Written by: Nate McMullen
Plastic is “absolutely everywhere.” Scientists have found microplastics in the most remote of places, from the depths of the ocean to the highest peaks. The question now becomes, how do the particles reach these isolated areas? A new study might have the answer.
For years, scientists had little understanding about the movement of microplastics through the environment. A recent study illuminates exactly how the pollution permeates our planet. It was traditionally thought that, once microplastics became “stuck,” or embedded, in soil or sediment, they would remain there indefinitely. Not so, indicates research from Princeton University. Microplastics do clog openings in porous materials but break up and move elsewhere in a “cyclical” pattern that allows the substances to move much farther than originally thought.

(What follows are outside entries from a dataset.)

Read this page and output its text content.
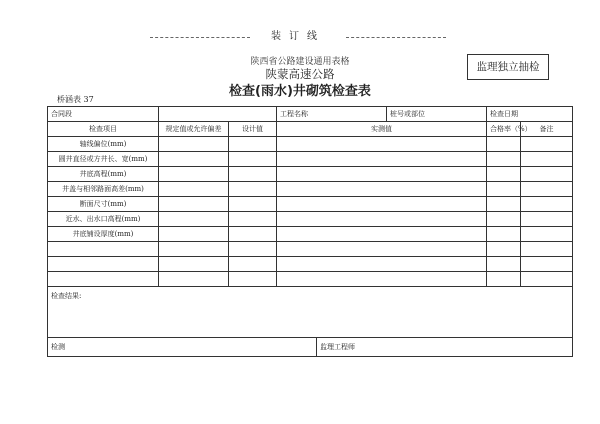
装订线
陕西省公路建设通用表格
陕蒙高速公路
检查(雨水)井砌筑检查表
监理独立抽检
桥涵表 37
合同段			工程名称		桩号或部位	检查日期	
检查项目	规定值或允许偏差	设计值	实测值			合格率（%）	备注
轴线偏位(mm)							
圆井直径或方井长、宽(mm)							
井底高程(mm)							
井盖与相邻路面高差(mm)							
断面尺寸(mm)							
近水、出水口高程(mm)							
井底铺设厚度(mm)							

检查结果:							
检测				监理工程师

The implications of the study’s findings are numerous. First of all, it explains why microplastics can be found literally everywhere on Earth. Due to their ability to cyclically move through porous surfaces, they are not limited to the site of pollution. Secondly, it emphasizes that microplastic pollution is not simply a local concern, but a global one that must be addressed accordingly. If we are to truly slow the plastic epidemic, nations across the globe must cooperate to reduce pollution. Thirdly, and more optimistically, it opens an entirely new door to studying the effects of pollution on our environment. Microplastic dynamics can provide insight into the movement of similar nanoparticles — like engineered particles intended for environmental remediation. The more we understand, the better we can address the problem.
So we know that microplastics are everywhere and how they got there: how does that affect us? While more research is needed to fully determine microplastic effects on humans, we know that the associated chemical exposure can have numerous deleterious health consequences, including “reproductive harm and obesity, plus issues such as organ problems and developmental delays in children.” Other research conducted on animals shows that microplastics can cross the protective membrane into the brain, and the placenta into the developing fetus. Smaller particles have the potential to discharge hormone-disrupting chemicals like bisphenol A into our bodies. Ubiquitous microplastics are not simply the concern of suffocating marine critters — they have the potential to become an(other) existential crisis of our time.